When Jess returned back to the apartment to explain what happened with their damaged wall, Lexi asked the obvious question, “Did we move into the ghetto?”
“I think we did. I had no idea when we were looking at places. In New Jersey the ghettos were so obvious. It’s the whole broken window theory there. Like, you literally know you’re in the ghetto because of the number of broken windows and homes that are trashed. But, this place is freshly painted and has a mowed lawn of sorts and has all its windows! This place just looked so cute and harmless. Not to mention I thought we’d be safe amongst all these country folk.”
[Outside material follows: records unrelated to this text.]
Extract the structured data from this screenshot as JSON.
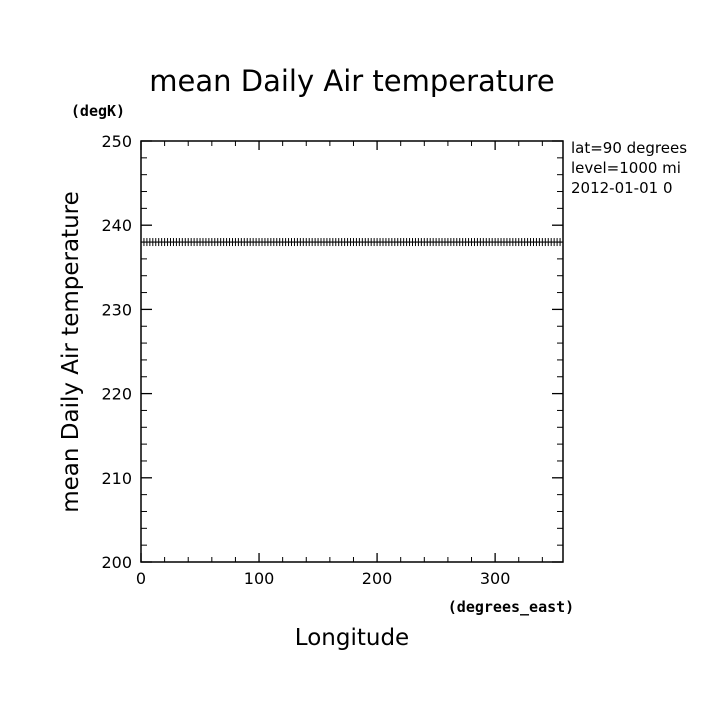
{
  "chart_data": {
    "type": "line",
    "title": "mean Daily Air temperature",
    "ylabel": "mean Daily Air temperature",
    "y_units": "(degK)",
    "xlabel": "Longitude",
    "x_units": "(degrees_east)",
    "xlim": [
      0,
      357.5
    ],
    "ylim": [
      200,
      250
    ],
    "x_ticks": [
      0,
      100,
      200,
      300
    ],
    "y_ticks": [
      200,
      210,
      220,
      230,
      240,
      250
    ],
    "annotations": [
      "lat=90 degrees",
      "level=1000 mi",
      "2012-01-01 0"
    ],
    "series": [
      {
        "x_start": 0,
        "x_step": 2.5,
        "x_end": 357.5,
        "value": 238,
        "markers": "plus"
      }
    ]
  }
}
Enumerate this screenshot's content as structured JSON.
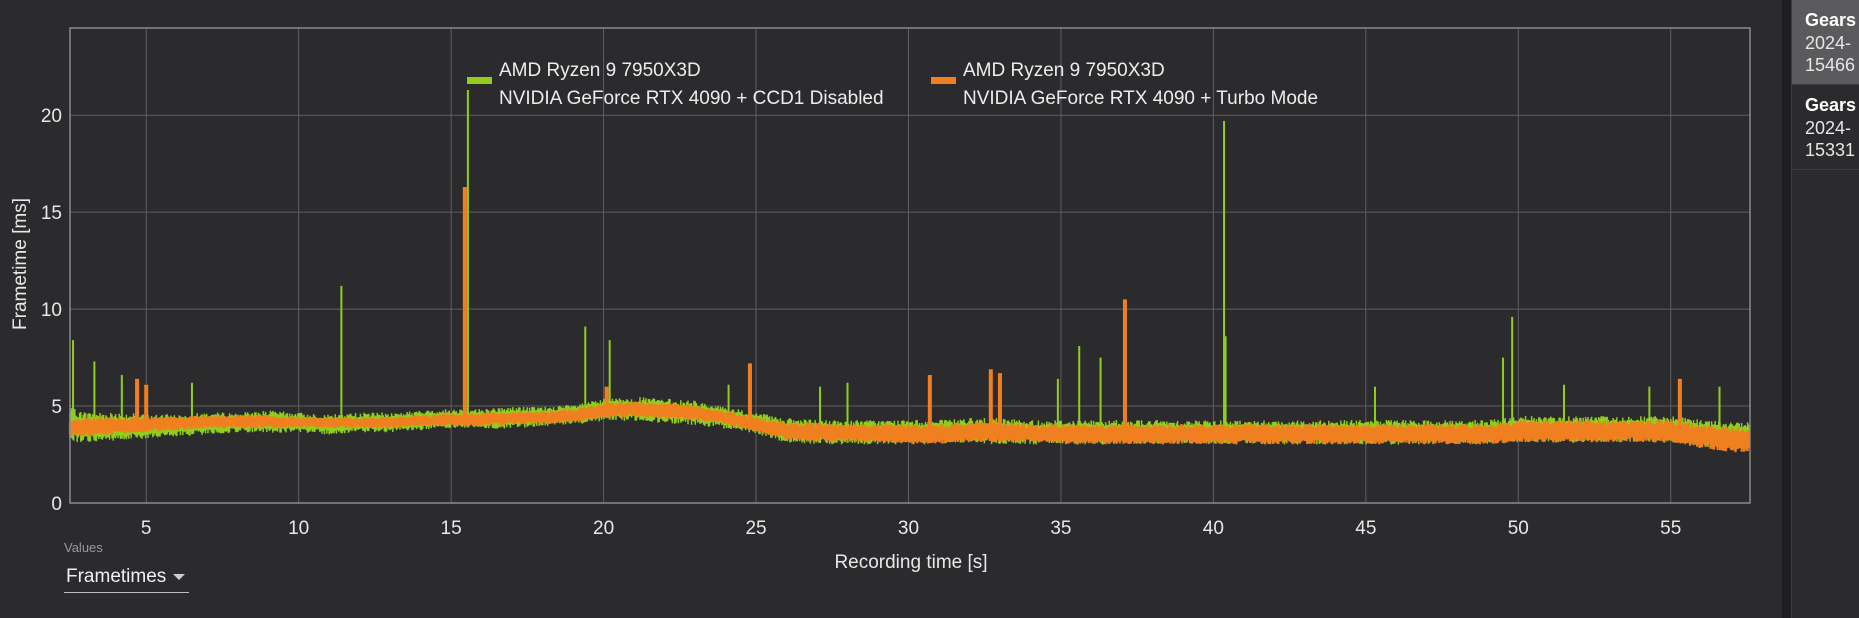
{
  "chart_data": {
    "type": "line",
    "title": "",
    "xlabel": "Recording time [s]",
    "ylabel": "Frametime [ms]",
    "xlim": [
      2.5,
      57.6
    ],
    "ylim": [
      0,
      24.5
    ],
    "x_ticks": [
      5,
      10,
      15,
      20,
      25,
      30,
      35,
      40,
      45,
      50,
      55
    ],
    "y_ticks": [
      0,
      5,
      10,
      15,
      20
    ],
    "grid": true,
    "legend_position": "top",
    "series": [
      {
        "name": "AMD Ryzen 9 7950X3D NVIDIA GeForce RTX 4090 + CCD1 Disabled",
        "label_line1": "AMD Ryzen 9 7950X3D",
        "label_line2": "NVIDIA GeForce RTX 4090 + CCD1 Disabled",
        "color": "#8fce1d",
        "x": [
          2.5,
          3,
          4,
          5,
          6,
          7,
          8,
          9,
          10,
          11,
          12,
          13,
          14,
          15,
          16,
          17,
          18,
          19,
          20,
          21,
          22,
          23,
          24,
          25,
          26,
          27,
          28,
          29,
          30,
          31,
          32,
          33,
          34,
          35,
          36,
          37,
          38,
          39,
          40,
          41,
          42,
          43,
          44,
          45,
          46,
          47,
          48,
          49,
          50,
          51,
          52,
          53,
          54,
          55,
          56,
          57,
          57.6
        ],
        "low": [
          3.3,
          3.2,
          3.3,
          3.4,
          3.5,
          3.6,
          3.7,
          3.7,
          3.7,
          3.6,
          3.7,
          3.7,
          3.8,
          3.9,
          3.9,
          3.9,
          4.0,
          4.1,
          4.3,
          4.3,
          4.2,
          4.1,
          3.9,
          3.6,
          3.2,
          3.1,
          3.1,
          3.1,
          3.1,
          3.1,
          3.2,
          3.1,
          3.1,
          3.1,
          3.1,
          3.1,
          3.1,
          3.1,
          3.1,
          3.1,
          3.1,
          3.1,
          3.1,
          3.1,
          3.1,
          3.1,
          3.1,
          3.1,
          3.2,
          3.2,
          3.2,
          3.2,
          3.2,
          3.2,
          3.0,
          2.9,
          2.9
        ],
        "high": [
          4.8,
          4.6,
          4.6,
          4.5,
          4.5,
          4.6,
          4.6,
          4.7,
          4.6,
          4.5,
          4.6,
          4.6,
          4.7,
          4.8,
          4.8,
          4.9,
          4.9,
          5.0,
          5.3,
          5.4,
          5.3,
          5.2,
          4.9,
          4.6,
          4.3,
          4.2,
          4.2,
          4.2,
          4.2,
          4.2,
          4.3,
          4.3,
          4.2,
          4.2,
          4.2,
          4.2,
          4.2,
          4.2,
          4.2,
          4.2,
          4.2,
          4.2,
          4.2,
          4.2,
          4.2,
          4.2,
          4.2,
          4.2,
          4.4,
          4.4,
          4.4,
          4.4,
          4.4,
          4.4,
          4.2,
          4.1,
          4.1
        ],
        "spikes": [
          {
            "x": 2.6,
            "y": 8.4
          },
          {
            "x": 3.3,
            "y": 7.3
          },
          {
            "x": 4.2,
            "y": 6.6
          },
          {
            "x": 6.5,
            "y": 6.2
          },
          {
            "x": 11.4,
            "y": 11.2
          },
          {
            "x": 15.55,
            "y": 21.3
          },
          {
            "x": 19.4,
            "y": 9.1
          },
          {
            "x": 20.2,
            "y": 8.4
          },
          {
            "x": 24.1,
            "y": 6.1
          },
          {
            "x": 27.1,
            "y": 6.0
          },
          {
            "x": 28.0,
            "y": 6.2
          },
          {
            "x": 34.9,
            "y": 6.4
          },
          {
            "x": 35.6,
            "y": 8.1
          },
          {
            "x": 36.3,
            "y": 7.5
          },
          {
            "x": 40.35,
            "y": 19.7
          },
          {
            "x": 40.4,
            "y": 8.6
          },
          {
            "x": 45.3,
            "y": 6.0
          },
          {
            "x": 49.5,
            "y": 7.5
          },
          {
            "x": 49.8,
            "y": 9.6
          },
          {
            "x": 51.5,
            "y": 6.1
          },
          {
            "x": 54.3,
            "y": 6.0
          },
          {
            "x": 56.6,
            "y": 6.0
          }
        ]
      },
      {
        "name": "AMD Ryzen 9 7950X3D NVIDIA GeForce RTX 4090 + Turbo Mode",
        "label_line1": "AMD Ryzen 9 7950X3D",
        "label_line2": "NVIDIA GeForce RTX 4090 + Turbo Mode",
        "color": "#f0801f",
        "x": [
          2.5,
          3,
          4,
          5,
          6,
          7,
          8,
          9,
          10,
          11,
          12,
          13,
          14,
          15,
          16,
          17,
          18,
          19,
          20,
          21,
          22,
          23,
          24,
          25,
          26,
          27,
          28,
          29,
          30,
          31,
          32,
          33,
          34,
          35,
          36,
          37,
          38,
          39,
          40,
          41,
          42,
          43,
          44,
          45,
          46,
          47,
          48,
          49,
          50,
          51,
          52,
          53,
          54,
          55,
          56,
          57,
          57.6
        ],
        "low": [
          3.5,
          3.5,
          3.6,
          3.7,
          3.8,
          3.9,
          3.9,
          3.9,
          3.9,
          3.9,
          3.9,
          3.9,
          4.0,
          4.0,
          4.0,
          4.1,
          4.1,
          4.2,
          4.4,
          4.5,
          4.4,
          4.3,
          4.1,
          3.7,
          3.3,
          3.2,
          3.2,
          3.2,
          3.1,
          3.1,
          3.2,
          3.2,
          3.2,
          3.1,
          3.1,
          3.1,
          3.1,
          3.1,
          3.1,
          3.1,
          3.1,
          3.1,
          3.1,
          3.1,
          3.1,
          3.1,
          3.1,
          3.1,
          3.2,
          3.2,
          3.2,
          3.2,
          3.2,
          3.2,
          2.9,
          2.7,
          2.7
        ],
        "high": [
          4.3,
          4.4,
          4.4,
          4.4,
          4.4,
          4.5,
          4.5,
          4.5,
          4.4,
          4.4,
          4.4,
          4.4,
          4.5,
          4.6,
          4.6,
          4.7,
          4.7,
          4.8,
          5.1,
          5.2,
          5.1,
          5.0,
          4.7,
          4.4,
          4.1,
          4.1,
          4.0,
          4.0,
          4.0,
          4.0,
          4.1,
          4.1,
          4.0,
          4.0,
          4.0,
          4.0,
          4.0,
          4.0,
          4.0,
          4.0,
          4.0,
          4.0,
          4.0,
          4.0,
          4.0,
          4.0,
          4.0,
          4.0,
          4.2,
          4.2,
          4.2,
          4.2,
          4.2,
          4.2,
          4.0,
          3.8,
          3.8
        ],
        "spikes": [
          {
            "x": 4.7,
            "y": 6.4
          },
          {
            "x": 5.0,
            "y": 6.1
          },
          {
            "x": 15.45,
            "y": 16.3
          },
          {
            "x": 20.1,
            "y": 6.0
          },
          {
            "x": 24.8,
            "y": 7.2
          },
          {
            "x": 30.7,
            "y": 6.6
          },
          {
            "x": 32.7,
            "y": 6.9
          },
          {
            "x": 33.0,
            "y": 6.7
          },
          {
            "x": 37.1,
            "y": 10.5
          },
          {
            "x": 55.3,
            "y": 6.4
          }
        ]
      }
    ]
  },
  "values_control": {
    "caption": "Values",
    "selected": "Frametimes"
  },
  "sidebar": {
    "runs": [
      {
        "title": "Gears",
        "line1": "2024-",
        "line2": "15466",
        "selected": true
      },
      {
        "title": "Gears",
        "line1": "2024-",
        "line2": "15331",
        "selected": false
      }
    ]
  },
  "colors": {
    "background": "#2b2b2e",
    "grid": "#5f5f62",
    "axis": "#8a8a8d"
  }
}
“I guess the insultingly low rent should have gave it away. Also, I don’t think we’re in the ‘deep south’ like we thought we were.” Lexi said, correcting their glaring misrepresentation of the local population.
“Probably. Still though, I feel lied to. Like they hid their depravity behind a fresh coat of paint.” Jess responded despondently, knowing that they didn’t have enough funds to pack up and move. For better or for worse, this was their new home. “Do you think you’re parents knew?”
“Oh ya, for sure. They can spot a hell hole a mile away. Guess they were more ready to have me out of the house than I realized,” Lexi said, smoking a roach she bummed off of Bob.